J’avais pris le parti d’amener Fanyarë auprès de quelqu’un qui pourrait confirmer mes doutes, c’était la dernière chose qu’il me restait à faire avant de me rendre auprès de mon ancien compagnon d’arme et ami, Elénd. Il ne savait pas que j’étais en ville mais je connaissais son emploi du temps qui n’avait guère changé depuis des années. J’avais donc pris la décision de me rendre à la salle de garde le soir même, car j’avais de fortes chances de l’y trouver, afin de lui demander son aide pour m’obtenir une entrevue avec la Dame.

Fanyarë faisait quelques difficultés sur le chemin, Menelyan semblait avoir teinté légèrement son caractère.
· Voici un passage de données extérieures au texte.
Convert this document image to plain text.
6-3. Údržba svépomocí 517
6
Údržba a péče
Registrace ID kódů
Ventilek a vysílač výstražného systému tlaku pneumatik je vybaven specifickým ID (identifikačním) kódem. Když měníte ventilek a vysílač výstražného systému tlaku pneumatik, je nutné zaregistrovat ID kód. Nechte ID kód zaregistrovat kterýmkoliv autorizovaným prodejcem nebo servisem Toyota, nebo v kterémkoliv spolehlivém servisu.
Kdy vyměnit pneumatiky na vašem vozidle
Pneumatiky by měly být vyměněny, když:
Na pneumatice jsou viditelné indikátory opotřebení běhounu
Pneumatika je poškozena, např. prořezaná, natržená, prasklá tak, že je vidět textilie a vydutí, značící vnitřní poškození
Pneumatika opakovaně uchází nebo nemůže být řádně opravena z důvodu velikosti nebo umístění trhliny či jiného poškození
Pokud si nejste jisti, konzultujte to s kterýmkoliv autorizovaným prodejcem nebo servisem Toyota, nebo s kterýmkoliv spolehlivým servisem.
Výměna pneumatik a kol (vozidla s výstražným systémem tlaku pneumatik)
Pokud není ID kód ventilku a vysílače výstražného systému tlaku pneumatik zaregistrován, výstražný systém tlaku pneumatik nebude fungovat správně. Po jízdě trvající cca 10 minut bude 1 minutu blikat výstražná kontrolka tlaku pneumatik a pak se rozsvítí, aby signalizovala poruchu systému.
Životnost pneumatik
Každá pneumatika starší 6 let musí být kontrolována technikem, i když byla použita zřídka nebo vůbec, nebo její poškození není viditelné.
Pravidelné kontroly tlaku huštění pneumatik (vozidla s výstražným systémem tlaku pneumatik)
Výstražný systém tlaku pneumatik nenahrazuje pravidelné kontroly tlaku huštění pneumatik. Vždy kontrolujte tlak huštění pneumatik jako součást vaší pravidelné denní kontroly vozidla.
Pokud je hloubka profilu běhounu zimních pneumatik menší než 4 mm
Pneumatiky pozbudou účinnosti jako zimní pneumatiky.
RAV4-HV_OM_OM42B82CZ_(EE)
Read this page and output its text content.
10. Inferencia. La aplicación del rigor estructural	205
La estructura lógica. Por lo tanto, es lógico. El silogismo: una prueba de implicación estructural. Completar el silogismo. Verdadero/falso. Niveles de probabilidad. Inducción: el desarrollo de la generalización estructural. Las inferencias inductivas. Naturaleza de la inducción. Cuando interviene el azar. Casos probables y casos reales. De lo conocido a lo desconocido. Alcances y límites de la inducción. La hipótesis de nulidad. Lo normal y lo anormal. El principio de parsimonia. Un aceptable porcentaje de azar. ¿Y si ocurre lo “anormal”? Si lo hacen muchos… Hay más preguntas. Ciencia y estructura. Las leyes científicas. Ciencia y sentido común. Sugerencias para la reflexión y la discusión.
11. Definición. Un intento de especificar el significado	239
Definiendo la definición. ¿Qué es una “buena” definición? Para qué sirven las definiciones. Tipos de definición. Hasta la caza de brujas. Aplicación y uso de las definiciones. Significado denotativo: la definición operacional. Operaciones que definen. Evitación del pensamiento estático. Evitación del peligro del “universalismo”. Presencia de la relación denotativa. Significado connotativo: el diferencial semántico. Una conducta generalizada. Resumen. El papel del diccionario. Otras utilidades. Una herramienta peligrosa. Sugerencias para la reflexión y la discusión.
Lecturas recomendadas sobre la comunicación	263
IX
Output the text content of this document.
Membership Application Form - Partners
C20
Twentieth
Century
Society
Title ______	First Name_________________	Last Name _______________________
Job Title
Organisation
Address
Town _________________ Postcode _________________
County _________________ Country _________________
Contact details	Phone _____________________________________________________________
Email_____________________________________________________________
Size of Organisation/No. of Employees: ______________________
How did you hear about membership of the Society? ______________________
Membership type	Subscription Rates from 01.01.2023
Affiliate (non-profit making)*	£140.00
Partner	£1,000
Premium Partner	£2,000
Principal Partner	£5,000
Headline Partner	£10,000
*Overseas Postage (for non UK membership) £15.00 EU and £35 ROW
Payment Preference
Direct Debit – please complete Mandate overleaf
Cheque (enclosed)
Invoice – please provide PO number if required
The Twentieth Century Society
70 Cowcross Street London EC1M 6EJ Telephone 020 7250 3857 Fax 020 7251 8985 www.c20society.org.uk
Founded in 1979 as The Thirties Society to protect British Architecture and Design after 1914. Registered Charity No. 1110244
Elle qui était habituellement placide en toutes circonstances, la voilà qui s’agitait dès qu’il y avait plus de deux ou trois personnes autour d’elle. A force de prendre les chemins les moins fréquentés pour préserver son calme, je finis par longer le jardin de la Dame. Je restai un long moment à regarder devant moi puis finis par tourner la tête en direction du parc. Galadriel était là, elle me dardait de son air mystérieux, elle me sourit puis disparu au détour d’un bosquet. Je ne repris ma route qu’après m’être rendue compte que la luminosité baissait et que j’allais être en retard.


Je connaissais bien l’éleveuse chez qui je me rendais, elle possédait depuis des années d’un haras un peu à l’écart de la ville dans lequel je passais la plupart de mon temps libre lorsque je vivais encore là. En me voyant arriver, elle délaissa immédiatement la jument dont elle s’occupait pour me souhaiter la bienvenue.


- Ca alors, Yualë, je ne pensais pas te revoir un jour !

- Il faut croire que tu te trompais Celywiel.


Elle me serra contre elle avant de m’écarter un peu et de me regarder de haut en bas.


- C’est que tu ressemblerais presque à une femme comme ça !

- As-tu terminé tes moqueries ?

- Que t’est-il arrivé pour que tu changes à ce point ? Un Elfe aurait-il dompté la sauvageonne et enfin fait ressortir sa féminité ?


Je ne voulais pas parler de ça.


- J’avais plutôt envie de me fondre dans le paysage. Mon armure et mes armes sont dans ma chambre. Je n’en ai pas l’utilité ici. Sauf si je veux attirer l’attention évidemment.


Elle éclata de rire ce qui me projeta des années en arrière, alors que nous avions l’habitude de discuter entre deux tentatives - infructueuses - pour dompter Menelyan.


- Que puis-je faire pour toi aujourd’hui, je me doute que tu n’es pas venue me montrer ta nouvelle robe.

- Fanyarë est nerveuse, je n’ai rien trouvé de particulier donc je me demandais si elle n’attendait tout simplement pas un petit.

- Si tu continues de laisser ta jument gambader où elle veut comme tu en avais l’habitude, c’est fort probable qu’elle ait croisé un mâle.

- Elle a un étalon à porté de main à longueur de journée, je n’attache ni l’un ni l’autre quand je suis en voyage.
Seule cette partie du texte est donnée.